Spanish class is getting easier, but it's still pretty hard. This week, we sang songs, played Taboo and Guess Who and - oh yea, learned the imperfect subjunctive. Ay de mi! But I am really enjoying the classes. The 4+ hour classes go by really quickly! I am totally in my element, except that it still takes me 100 years to respond to a question, for example, like my thoughts on Pinochet's dictatorship/military junta in Chile in the 1980s. Yikes. Friends, get ready for many more history puns/anecdotes when I return!


5. Goals For the Next Week:
-Take the colectivo (bus). It's a terrifying network of 800 gazillion lines that intersect in a crazy network of horror around the city. Also, if you want to hail the bus, you more or less have to risk life and limb and hail it down by jumping in front of it. Standing at the stop on the curb ain't gonna cut it, people.

-Join el VideoClub (video store!) Fran gave me a few horror/suspense movie recommendations that I'll need to rent. If only I could get a 20 piece bucket at KFC with Gloria now....

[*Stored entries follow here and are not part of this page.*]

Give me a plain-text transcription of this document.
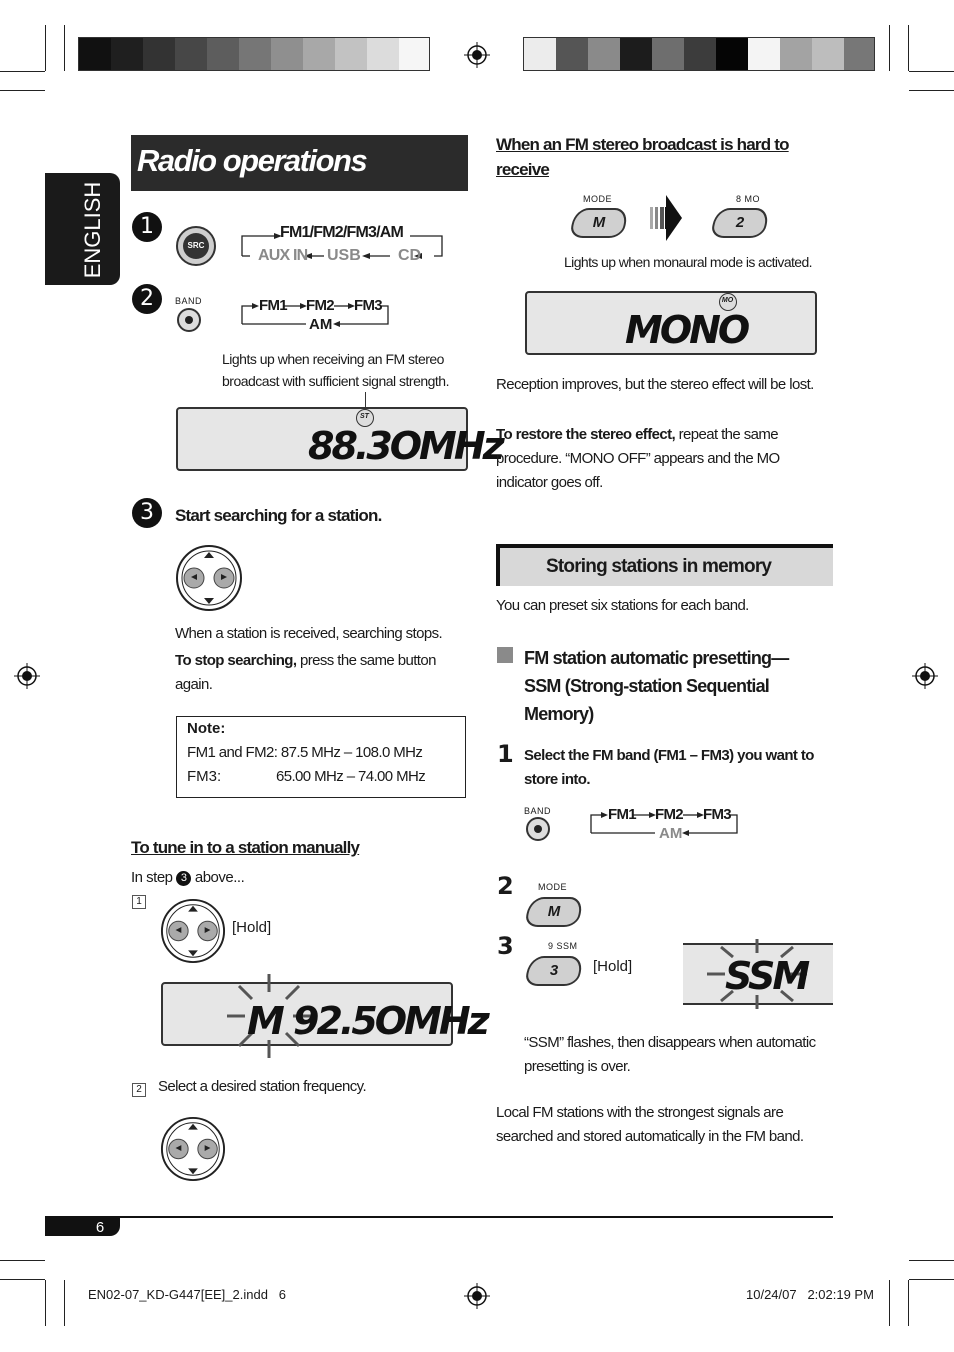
ENGLISH
Radio operations
1
SRC
FM1/FM2/FM3/AM
AUX IN USB CD
2	BAND	FM1 FM2 FM3
AM
Lights up when receiving an FM stereo broadcast with sufficient signal strength.
ST
88.3OMHz
3	Start searching for a station.
When a station is received, searching stops.
To stop searching, press the same button again.
Note:
FM1 and FM2: 87.5 MHz – 108.0 MHz
FM3:	65.00 MHz – 74.00 MHz
To tune in to a station manually
In step 3 above...
1
[Hold]
M 92.5OMHz
2 Select a desired station frequency.
When an FM stereo broadcast is hard to receive
MODE
M
8 MO
2
Lights up when monaural mode is activated.
MO
MONO
Reception improves, but the stereo effect will be lost.
To restore the stereo effect, repeat the same procedure. “MONO OFF” appears and the MO indicator goes off.
Storing stations in memory
You can preset six stations for each band.
FM station automatic presetting— SSM (Strong-station Sequential Memory)
1 Select the FM band (FM1 – FM3) you want to store into.
BAND	FM1 FM2 FM3
AM
2	MODE
M
3	9 SSM
3	[Hold] SSM
“SSM” flashes, then disappears when automatic presetting is over.
Local FM stations with the strongest signals are searched and stored automatically in the FM band.
6
EN02-07_KD-G447[EE]_2.indd   6	10/24/07   2:02:19 PM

-Plan my trip to Uruguay. I'd like to go next weekend. Let's see if I can get it together. And then plan my trip to Galapagos.

-Buy apparatus with which to drink mate. Mate is the national drink here. It's essentially tea, but different. It's a major cultural pastime here, and you share it with your companeros all afternoon. People drink mate all day, every day. In the US, we have water cooler breaks. In the UK we had morning and afternoon tea. In Argentina, there's at least one mate break per hour. It's got a lot of caffeine in it and you can make it hot or cold, with water or orange juice.

-I think that's enough goals.

Many thanks to my good friends John and Gloria for the blog redesign! I am in love with it. As you all know, if I were a man born in the 1600s, my dream job would have been a cartographer, so I am DIGGING the map.

1 comment:

  1. Hahaha can we watch horror movies together over Skype??